La connaissance progresse autant par ce qu’elle parvient à stabiliser que par sa capacité à laisser certaines zones ouvertes. Cette seconde compétence est plus difficile. Les humains cherchent naturellement des formes, des causes, des catégories et des clôtures. Les institutions renforcent cette tendance parce qu’elles doivent décider. Les systèmes d’intelligence artificielle la prolongent parce qu’ils sont conçus pour produire des réponses cohérentes.

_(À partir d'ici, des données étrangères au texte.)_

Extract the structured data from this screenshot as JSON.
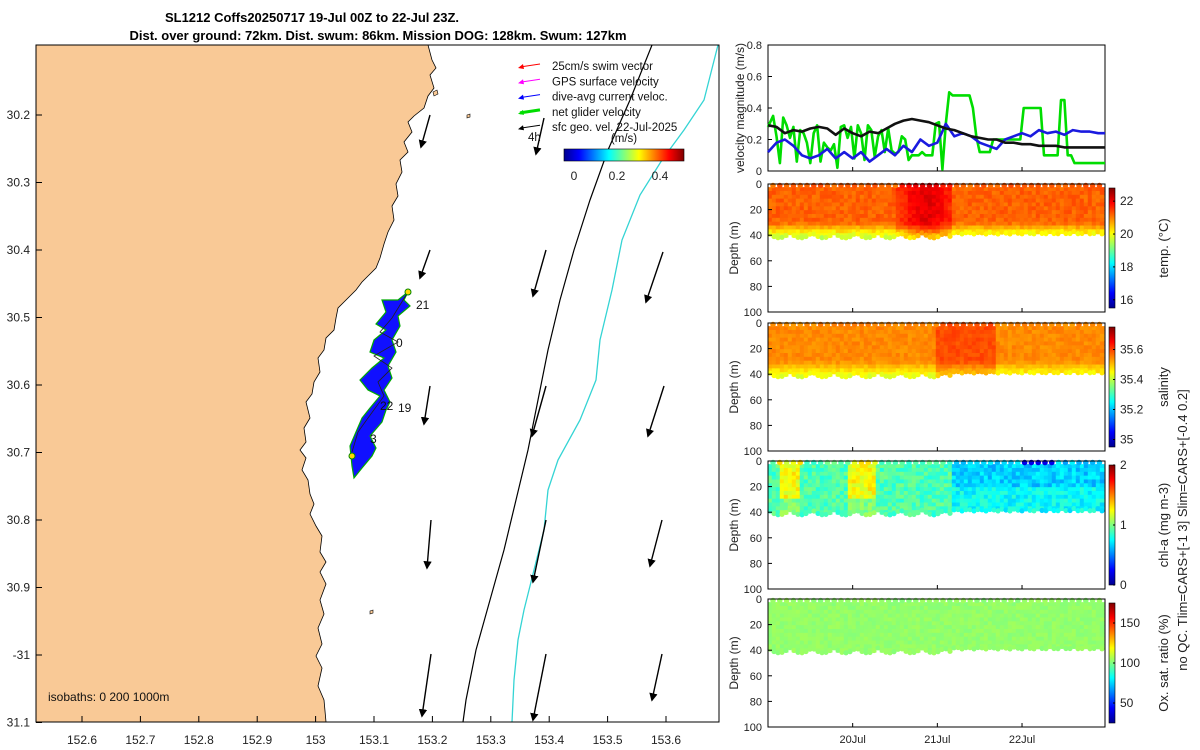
{
  "title": {
    "line1": "SL1212 Coffs20250717 19-Jul 00Z to 22-Jul 23Z.",
    "line2": "Dist. over ground: 72km. Dist. swum: 86km. Mission DOG: 128km. Swum: 127km"
  },
  "map": {
    "lon_ticks": [
      "152.6",
      "152.7",
      "152.8",
      "152.9",
      "153",
      "153.1",
      "153.2",
      "153.3",
      "153.4",
      "153.5",
      "153.6"
    ],
    "lat_ticks": [
      "30.2",
      "30.3",
      "30.4",
      "30.5",
      "30.6",
      "30.7",
      "30.8",
      "30.9",
      "-31",
      "31.1"
    ],
    "isobaths_label": "isobaths: 0   200   1000m",
    "track_labels": [
      "21",
      "0",
      "22",
      "19",
      "3"
    ],
    "legend": [
      {
        "label": "25cm/s swim vector",
        "color": "#ff0000"
      },
      {
        "label": "GPS surface velocity",
        "color": "#ff00ff"
      },
      {
        "label": "dive-avg current veloc.",
        "color": "#0000ff"
      },
      {
        "label": "net glider velocity",
        "color": "#00dd00"
      },
      {
        "label": "sfc geo. vel. 22-Jul-2025",
        "color": "#000000"
      }
    ],
    "legend_note": "4h",
    "colorbar_title": "(m/s)",
    "colorbar_ticks": [
      "0",
      "0.2",
      "0.4"
    ],
    "land_color": "#f9c996"
  },
  "chart_data": [
    {
      "type": "line",
      "title": "",
      "ylabel": "velocity magnitude (m/s)",
      "ylim": [
        0,
        0.8
      ],
      "yticks": [
        "0",
        "0.2",
        "0.4",
        "0.6",
        "0.8"
      ],
      "x_unit": "day of July 2025",
      "xlim": [
        19.0,
        22.98
      ],
      "series": [
        {
          "name": "net glider velocity",
          "color": "#00dd00",
          "x": [
            19.0,
            19.06,
            19.1,
            19.14,
            19.18,
            19.22,
            19.26,
            19.3,
            19.34,
            19.38,
            19.42,
            19.46,
            19.5,
            19.54,
            19.58,
            19.62,
            19.66,
            19.7,
            19.74,
            19.78,
            19.82,
            19.86,
            19.9,
            19.94,
            19.98,
            20.02,
            20.06,
            20.1,
            20.14,
            20.18,
            20.22,
            20.26,
            20.3,
            20.34,
            20.38,
            20.42,
            20.46,
            20.5,
            20.54,
            20.58,
            20.62,
            20.66,
            20.7,
            20.74,
            20.78,
            20.82,
            20.86,
            20.9,
            20.94,
            20.98,
            21.02,
            21.06,
            21.1,
            21.14,
            21.18,
            21.22,
            21.26,
            21.3,
            21.34,
            21.38,
            21.42,
            21.46,
            21.5,
            21.54,
            21.58,
            21.62,
            21.66,
            21.7,
            21.74,
            21.78,
            21.82,
            21.86,
            21.9,
            21.94,
            21.98,
            22.02,
            22.06,
            22.1,
            22.14,
            22.18,
            22.22,
            22.26,
            22.3,
            22.34,
            22.38,
            22.42,
            22.46,
            22.5,
            22.54,
            22.58,
            22.62,
            22.66,
            22.7,
            22.74,
            22.78,
            22.82,
            22.86,
            22.9,
            22.94,
            22.98
          ],
          "y": [
            0.28,
            0.35,
            0.22,
            0.05,
            0.34,
            0.29,
            0.21,
            0.28,
            0.06,
            0.26,
            0.24,
            0.18,
            0.05,
            0.24,
            0.29,
            0.06,
            0.18,
            0.15,
            0.13,
            0.17,
            0.02,
            0.28,
            0.29,
            0.21,
            0.28,
            0.08,
            0.29,
            0.24,
            0.07,
            0.29,
            0.26,
            0.09,
            0.22,
            0.26,
            0.12,
            0.27,
            0.13,
            0.11,
            0.12,
            0.22,
            0.2,
            0.07,
            0.1,
            0.1,
            0.1,
            0.12,
            0.1,
            0.1,
            0.1,
            0.3,
            0.31,
            0.01,
            0.3,
            0.5,
            0.48,
            0.48,
            0.48,
            0.48,
            0.48,
            0.48,
            0.4,
            0.22,
            0.12,
            0.12,
            0.12,
            0.12,
            0.2,
            0.2,
            0.2,
            0.2,
            0.2,
            0.2,
            0.2,
            0.2,
            0.2,
            0.4,
            0.4,
            0.4,
            0.4,
            0.4,
            0.4,
            0.1,
            0.1,
            0.1,
            0.1,
            0.1,
            0.45,
            0.45,
            0.1,
            0.1,
            0.05,
            0.05,
            0.05,
            0.05,
            0.05,
            0.05,
            0.05,
            0.05,
            0.05,
            0.05
          ]
        },
        {
          "name": "dive-avg current veloc.",
          "color": "#1a1adf",
          "x": [
            19.0,
            19.1,
            19.2,
            19.3,
            19.4,
            19.5,
            19.6,
            19.7,
            19.8,
            19.9,
            20.0,
            20.1,
            20.2,
            20.3,
            20.4,
            20.5,
            20.6,
            20.7,
            20.8,
            20.9,
            21.0,
            21.1,
            21.2,
            21.3,
            21.4,
            21.5,
            21.6,
            21.7,
            21.8,
            21.9,
            22.0,
            22.1,
            22.2,
            22.3,
            22.4,
            22.5,
            22.6,
            22.7,
            22.8,
            22.9,
            22.98
          ],
          "y": [
            0.12,
            0.18,
            0.2,
            0.16,
            0.1,
            0.08,
            0.1,
            0.14,
            0.08,
            0.12,
            0.08,
            0.12,
            0.06,
            0.1,
            0.14,
            0.1,
            0.16,
            0.12,
            0.2,
            0.16,
            0.18,
            0.3,
            0.22,
            0.24,
            0.22,
            0.18,
            0.16,
            0.14,
            0.2,
            0.22,
            0.24,
            0.22,
            0.26,
            0.24,
            0.25,
            0.23,
            0.26,
            0.25,
            0.25,
            0.24,
            0.24
          ]
        },
        {
          "name": "sfc geo. vel.",
          "color": "#111111",
          "x": [
            19.0,
            19.1,
            19.2,
            19.3,
            19.4,
            19.5,
            19.6,
            19.7,
            19.8,
            19.9,
            20.0,
            20.1,
            20.2,
            20.3,
            20.4,
            20.5,
            20.6,
            20.7,
            20.8,
            20.9,
            21.0,
            21.1,
            21.2,
            21.3,
            21.4,
            21.5,
            21.6,
            21.7,
            21.8,
            21.9,
            22.0,
            22.1,
            22.2,
            22.3,
            22.4,
            22.5,
            22.6,
            22.7,
            22.8,
            22.9,
            22.98
          ],
          "y": [
            0.29,
            0.28,
            0.24,
            0.26,
            0.25,
            0.27,
            0.28,
            0.27,
            0.23,
            0.27,
            0.24,
            0.22,
            0.25,
            0.24,
            0.27,
            0.3,
            0.32,
            0.33,
            0.32,
            0.31,
            0.29,
            0.27,
            0.26,
            0.24,
            0.22,
            0.21,
            0.2,
            0.2,
            0.18,
            0.18,
            0.17,
            0.17,
            0.16,
            0.16,
            0.16,
            0.15,
            0.15,
            0.15,
            0.15,
            0.15,
            0.15
          ]
        }
      ]
    },
    {
      "type": "heatmap",
      "name": "temperature section",
      "ylabel": "Depth (m)",
      "colorbar_label": "temp. (°C)",
      "ylim": [
        0,
        100
      ],
      "yticks": [
        "0",
        "20",
        "40",
        "60",
        "80",
        "100"
      ],
      "clim": [
        15.5,
        22.8
      ],
      "cticks": [
        "16",
        "18",
        "20",
        "22"
      ],
      "xticks": [
        "20Jul",
        "21Jul",
        "22Jul"
      ],
      "surface_value": 21.6,
      "bottom_depth_m": [
        38,
        42
      ]
    },
    {
      "type": "heatmap",
      "name": "salinity section",
      "ylabel": "Depth (m)",
      "colorbar_label": "salinity",
      "ylim": [
        0,
        100
      ],
      "yticks": [
        "0",
        "20",
        "40",
        "60",
        "80",
        "100"
      ],
      "clim": [
        34.95,
        35.75
      ],
      "cticks": [
        "35",
        "35.2",
        "35.4",
        "35.6"
      ],
      "xticks": [
        "20Jul",
        "21Jul",
        "22Jul"
      ],
      "surface_value": 35.55,
      "bottom_depth_m": [
        38,
        42
      ]
    },
    {
      "type": "heatmap",
      "name": "chlorophyll-a section",
      "ylabel": "Depth (m)",
      "colorbar_label": "chl-a (mg m-3)",
      "ylim": [
        0,
        100
      ],
      "yticks": [
        "0",
        "20",
        "40",
        "60",
        "80",
        "100"
      ],
      "clim": [
        0,
        2
      ],
      "cticks": [
        "0",
        "1",
        "2"
      ],
      "xticks": [
        "20Jul",
        "21Jul",
        "22Jul"
      ],
      "surface_value": 0.8,
      "bottom_depth_m": [
        38,
        42
      ]
    },
    {
      "type": "heatmap",
      "name": "oxygen saturation section",
      "ylabel": "Depth (m)",
      "colorbar_label": "Ox. sat. ratio (%)",
      "ylim": [
        0,
        100
      ],
      "yticks": [
        "0",
        "20",
        "40",
        "60",
        "80",
        "100"
      ],
      "clim": [
        25,
        175
      ],
      "cticks": [
        "50",
        "100",
        "150"
      ],
      "xticks": [
        "20Jul",
        "21Jul",
        "22Jul"
      ],
      "surface_value": 100,
      "bottom_depth_m": [
        38,
        42
      ]
    }
  ],
  "qc_note": "no QC. Tlim=CARS+[-1 3] Slim=CARS+[-0.4 0.2]"
}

Tenir l’indéterminé signifie préserver la distinction entre ce qui est observé, ce qui a été construit pour travailler et ce qui est inféré à partir de cette construction. Cela signifie également accepter qu’un mot puisse rester utile sans enfermer définitivement son référent. Le vivant peut être étudié sans prétendre disposer d’une frontière absolue. La conscience peut être explorée sans qu’un indicateur unique en devienne la définition. L’intelligence peut être mesurée sous plusieurs dimensions sans être réduite à un score. L’infini peut être manipulé formellement sans être transformé en objet physique certain.
Nos catégories sont nécessaires. Leur puissance exige que nous conservions la mémoire de leur origine. À mesure que l’intelligence artificielle accélère la production, la diffusion et la consolidation des architectures conceptuelles, cette vigilance devient encore plus importante. Une machine capable de produire en quelques secondes une explication parfaitement structurée peut rendre une construction intellectuelle plus convaincante qu’elle ne l’était auparavant.
La cohérence d’un discours reste une propriété du discours. La solidité d’un modèle reste une propriété du modèle tant que l’expérience n’a pas établi davantage. La rigueur commence lorsque ces niveaux restent visibles, lorsque les définitions restent révisables et lorsque le réel conserve la possibilité de résister à nos catégories.